Citrix Just Suffered a Massive Data Breach. Here’s How to Protect Your Company from Similar Attacks

On March 8, Citrix Systems Inc., a global technology provider known for its virtualization solutions, disclosed that the company was investigating unauthorized access to its internal network. The company said in a public note that it came to know of the intrusion on March 6, after being notified by the Federal Bureau of Investigation. News of the breach resulted in the immediate loss of hundreds of millions of dollars in shareholder value. In the wake of the incident, Citrix will undoubtedly face costly investigations, remediation work and legal fees.

Early reports have attributed the Citrix breach to state-affiliated cyber criminals linked to Iran. According to reports, the company was attacked first in December 2018 and again last Monday, with six to ten terabytes of data stolen, including confidential internal business documents. The hackers obtained access through a password spray attack, an automated attack pattern in which every conceivable password is attempted until access is obtained. In addition, the hackers used tailored tools to bypass multi-factor authentication for critical applications and services for further unauthorized access to Citrix’s virtual private network (VPN) and single sign-on (SSO) resources.

A combination of factors contributed to the Citrix breach, which, in our opinion, could have been avoided altogether had the company’s network segmentation, data loss prevention (DLP), password policies, and intrusion prevention and detection (IDS/IPS) systems been more effective. Citrix, as a sophisticated multinational technology group, likely had many of these controls in place, but the company appears to not have properly validated the efficacy of these controls, as many businesses fail to. Companies large and small will continue to suffer similar breaches until they adopt a more proactive stance toward the protection of sensitive information.

Business and technology leaders seeking to protect their company should focus on implementing layered defenses, such as DLP, IDS/IPS, password policies and network segmentation, if these controls are not already in place. More mature enterprises should consider undertaking comprehensive infrastructure testing to assess and improve the security of their perimeter or demilitarized zone (DMZ). Layered defenses such as IDS/IPS systems, firewalls and gateways, should be assessed to ensure complete coverage of enterprise and customer-facing applications. Password policies should be scrutinized and revised as necessary to ensure that they would remain effective against a password spray attack. Additionally, because implementing controls alone is insufficient, DLP systems and rules should be regularly reviewed and tested to ensure their continued efficacy. Enterprise cloud solutions, including services provided by companies such as Microsoft (e.g. Office 365) and Amazon (e.g. Amazon Web Services), are also susceptible to password spray attacks and should be hardened using products such as cloud access security brokers (CASB). Wherever possible, companies should leverage SSO, even for internal applications, in order to simplify and centralize password policies and enforce granular authorization.

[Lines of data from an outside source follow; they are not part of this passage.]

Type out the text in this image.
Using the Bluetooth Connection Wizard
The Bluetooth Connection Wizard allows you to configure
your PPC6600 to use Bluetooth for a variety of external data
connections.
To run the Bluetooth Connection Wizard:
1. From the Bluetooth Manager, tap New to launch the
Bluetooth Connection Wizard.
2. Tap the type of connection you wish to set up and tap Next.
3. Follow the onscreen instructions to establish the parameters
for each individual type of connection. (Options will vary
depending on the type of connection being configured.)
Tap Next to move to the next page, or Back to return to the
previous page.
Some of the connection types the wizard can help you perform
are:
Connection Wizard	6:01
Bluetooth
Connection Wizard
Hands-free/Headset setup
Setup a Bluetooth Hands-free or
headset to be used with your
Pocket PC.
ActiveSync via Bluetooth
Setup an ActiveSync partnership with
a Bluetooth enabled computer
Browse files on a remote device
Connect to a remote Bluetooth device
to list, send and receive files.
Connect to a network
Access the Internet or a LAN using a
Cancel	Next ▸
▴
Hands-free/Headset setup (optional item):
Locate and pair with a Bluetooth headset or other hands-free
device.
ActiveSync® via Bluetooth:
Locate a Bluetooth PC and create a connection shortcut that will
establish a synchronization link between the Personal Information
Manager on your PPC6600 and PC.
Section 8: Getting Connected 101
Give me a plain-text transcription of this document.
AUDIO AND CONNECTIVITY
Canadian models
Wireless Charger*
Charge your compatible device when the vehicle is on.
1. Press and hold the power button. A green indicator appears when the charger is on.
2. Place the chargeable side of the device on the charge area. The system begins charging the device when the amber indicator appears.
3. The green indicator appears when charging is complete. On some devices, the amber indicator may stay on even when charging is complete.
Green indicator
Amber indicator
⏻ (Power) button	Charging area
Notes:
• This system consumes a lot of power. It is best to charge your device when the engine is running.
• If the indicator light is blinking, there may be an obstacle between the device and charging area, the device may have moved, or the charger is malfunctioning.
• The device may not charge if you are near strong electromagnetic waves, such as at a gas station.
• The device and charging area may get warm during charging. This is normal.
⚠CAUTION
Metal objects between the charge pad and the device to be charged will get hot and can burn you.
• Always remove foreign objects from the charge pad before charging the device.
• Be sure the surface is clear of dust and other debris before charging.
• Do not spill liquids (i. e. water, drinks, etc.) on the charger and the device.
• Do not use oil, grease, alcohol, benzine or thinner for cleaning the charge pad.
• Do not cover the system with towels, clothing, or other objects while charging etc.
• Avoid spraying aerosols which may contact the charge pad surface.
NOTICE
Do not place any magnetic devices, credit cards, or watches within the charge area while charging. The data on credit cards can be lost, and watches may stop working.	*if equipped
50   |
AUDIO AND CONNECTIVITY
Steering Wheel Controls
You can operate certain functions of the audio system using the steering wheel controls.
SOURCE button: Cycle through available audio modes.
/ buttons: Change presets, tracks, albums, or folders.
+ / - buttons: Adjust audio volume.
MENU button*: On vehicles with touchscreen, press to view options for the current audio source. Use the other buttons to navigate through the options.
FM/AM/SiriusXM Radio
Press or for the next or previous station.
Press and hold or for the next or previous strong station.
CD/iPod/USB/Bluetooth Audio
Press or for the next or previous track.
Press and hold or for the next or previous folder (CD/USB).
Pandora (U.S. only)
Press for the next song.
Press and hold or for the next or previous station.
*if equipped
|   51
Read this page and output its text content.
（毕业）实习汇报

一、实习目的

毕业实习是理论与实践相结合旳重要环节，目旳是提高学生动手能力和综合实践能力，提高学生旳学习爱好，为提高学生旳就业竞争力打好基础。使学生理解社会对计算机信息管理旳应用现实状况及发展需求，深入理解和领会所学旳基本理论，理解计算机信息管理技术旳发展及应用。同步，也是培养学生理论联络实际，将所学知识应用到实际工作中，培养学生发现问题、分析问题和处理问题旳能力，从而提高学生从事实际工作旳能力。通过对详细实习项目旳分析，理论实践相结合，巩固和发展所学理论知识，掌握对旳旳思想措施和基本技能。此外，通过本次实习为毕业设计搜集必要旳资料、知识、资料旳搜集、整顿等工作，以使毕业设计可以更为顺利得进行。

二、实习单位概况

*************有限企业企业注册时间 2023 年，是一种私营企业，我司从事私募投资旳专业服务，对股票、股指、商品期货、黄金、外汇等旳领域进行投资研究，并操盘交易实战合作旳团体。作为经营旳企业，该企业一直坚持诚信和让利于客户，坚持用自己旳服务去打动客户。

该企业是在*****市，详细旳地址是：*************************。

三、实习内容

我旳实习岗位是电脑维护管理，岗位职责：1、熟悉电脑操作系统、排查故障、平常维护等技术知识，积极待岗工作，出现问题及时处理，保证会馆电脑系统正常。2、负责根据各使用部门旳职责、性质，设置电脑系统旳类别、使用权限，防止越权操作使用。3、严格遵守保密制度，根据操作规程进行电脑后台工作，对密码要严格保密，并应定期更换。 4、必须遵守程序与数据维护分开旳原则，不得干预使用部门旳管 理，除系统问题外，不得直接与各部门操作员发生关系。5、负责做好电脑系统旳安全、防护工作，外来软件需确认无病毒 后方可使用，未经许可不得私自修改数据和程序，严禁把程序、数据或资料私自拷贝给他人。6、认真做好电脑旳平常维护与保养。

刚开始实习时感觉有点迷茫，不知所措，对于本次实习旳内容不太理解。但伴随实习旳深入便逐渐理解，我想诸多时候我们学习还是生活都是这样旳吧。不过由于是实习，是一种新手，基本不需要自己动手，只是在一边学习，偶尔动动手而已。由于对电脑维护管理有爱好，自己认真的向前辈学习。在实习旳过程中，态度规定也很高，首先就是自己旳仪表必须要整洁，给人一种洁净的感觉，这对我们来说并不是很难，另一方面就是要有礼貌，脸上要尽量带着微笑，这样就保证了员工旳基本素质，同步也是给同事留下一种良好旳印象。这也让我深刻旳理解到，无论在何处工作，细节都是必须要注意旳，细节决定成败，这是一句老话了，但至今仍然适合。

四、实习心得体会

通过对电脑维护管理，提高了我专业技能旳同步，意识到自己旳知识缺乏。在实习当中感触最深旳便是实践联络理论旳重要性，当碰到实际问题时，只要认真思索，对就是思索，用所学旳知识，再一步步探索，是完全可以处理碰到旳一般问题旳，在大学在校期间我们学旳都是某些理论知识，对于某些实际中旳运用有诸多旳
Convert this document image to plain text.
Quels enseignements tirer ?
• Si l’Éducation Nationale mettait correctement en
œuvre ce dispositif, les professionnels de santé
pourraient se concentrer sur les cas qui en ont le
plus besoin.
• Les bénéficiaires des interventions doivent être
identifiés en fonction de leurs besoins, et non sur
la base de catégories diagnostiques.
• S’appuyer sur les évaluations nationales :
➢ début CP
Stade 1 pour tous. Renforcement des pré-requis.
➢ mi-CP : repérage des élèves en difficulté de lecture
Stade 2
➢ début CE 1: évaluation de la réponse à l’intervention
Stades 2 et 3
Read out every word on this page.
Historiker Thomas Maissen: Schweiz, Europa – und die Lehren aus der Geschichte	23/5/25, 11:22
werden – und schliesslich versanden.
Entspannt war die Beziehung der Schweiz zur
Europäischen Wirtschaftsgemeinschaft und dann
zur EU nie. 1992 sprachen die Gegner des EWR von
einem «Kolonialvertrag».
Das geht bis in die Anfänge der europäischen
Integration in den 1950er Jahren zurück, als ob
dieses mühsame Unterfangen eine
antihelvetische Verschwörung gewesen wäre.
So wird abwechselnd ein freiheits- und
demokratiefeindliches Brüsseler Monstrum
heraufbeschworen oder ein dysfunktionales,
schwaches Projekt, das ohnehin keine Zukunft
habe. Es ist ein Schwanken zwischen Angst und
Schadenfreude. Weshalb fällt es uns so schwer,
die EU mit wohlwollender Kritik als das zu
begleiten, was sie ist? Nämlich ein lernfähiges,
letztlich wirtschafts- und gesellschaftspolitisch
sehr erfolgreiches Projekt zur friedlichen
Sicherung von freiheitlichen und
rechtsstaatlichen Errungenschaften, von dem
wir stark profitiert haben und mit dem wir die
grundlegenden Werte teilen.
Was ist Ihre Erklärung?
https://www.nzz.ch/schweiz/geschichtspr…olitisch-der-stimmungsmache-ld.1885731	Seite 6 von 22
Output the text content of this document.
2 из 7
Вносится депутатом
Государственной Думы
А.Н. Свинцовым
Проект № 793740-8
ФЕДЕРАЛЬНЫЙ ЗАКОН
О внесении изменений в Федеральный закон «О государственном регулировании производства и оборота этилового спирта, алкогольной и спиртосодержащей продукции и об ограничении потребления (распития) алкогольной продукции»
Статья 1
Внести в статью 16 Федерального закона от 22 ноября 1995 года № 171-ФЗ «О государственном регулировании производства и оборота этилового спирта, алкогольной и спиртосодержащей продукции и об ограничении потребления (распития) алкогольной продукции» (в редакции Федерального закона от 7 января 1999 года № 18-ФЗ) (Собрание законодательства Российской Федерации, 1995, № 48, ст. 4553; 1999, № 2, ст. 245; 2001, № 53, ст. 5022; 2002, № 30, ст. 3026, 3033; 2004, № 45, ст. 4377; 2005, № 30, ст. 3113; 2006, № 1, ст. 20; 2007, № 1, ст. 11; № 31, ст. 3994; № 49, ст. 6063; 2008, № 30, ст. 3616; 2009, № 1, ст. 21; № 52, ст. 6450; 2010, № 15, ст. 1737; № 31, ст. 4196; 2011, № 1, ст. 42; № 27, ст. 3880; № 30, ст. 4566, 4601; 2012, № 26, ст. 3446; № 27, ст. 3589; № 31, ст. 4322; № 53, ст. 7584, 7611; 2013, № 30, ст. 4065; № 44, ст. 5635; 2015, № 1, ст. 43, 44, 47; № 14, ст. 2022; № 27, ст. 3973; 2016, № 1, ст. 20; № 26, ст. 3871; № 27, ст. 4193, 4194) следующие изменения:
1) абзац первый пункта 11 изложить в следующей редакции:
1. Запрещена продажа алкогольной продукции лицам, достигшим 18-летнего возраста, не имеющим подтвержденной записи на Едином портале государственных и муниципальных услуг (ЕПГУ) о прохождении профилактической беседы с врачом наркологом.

Most companies would also benefit from an independent assessment of their information security program’s maturity to identify areas of weakness, prioritize cybersecurity spend and chart a course for improvement where necessary. Independent assessment by an expert may identify gaps internal teams have overlooked.

The breach at Citrix underscores the risk that even the largest enterprises face in the cybersecurity domain. Companies large and small should use this breach as a reminder that cybersecurity is not a one-time effort, but rather a continual business risk factor and area of focus, which must be prioritized at the technical, management and board-level.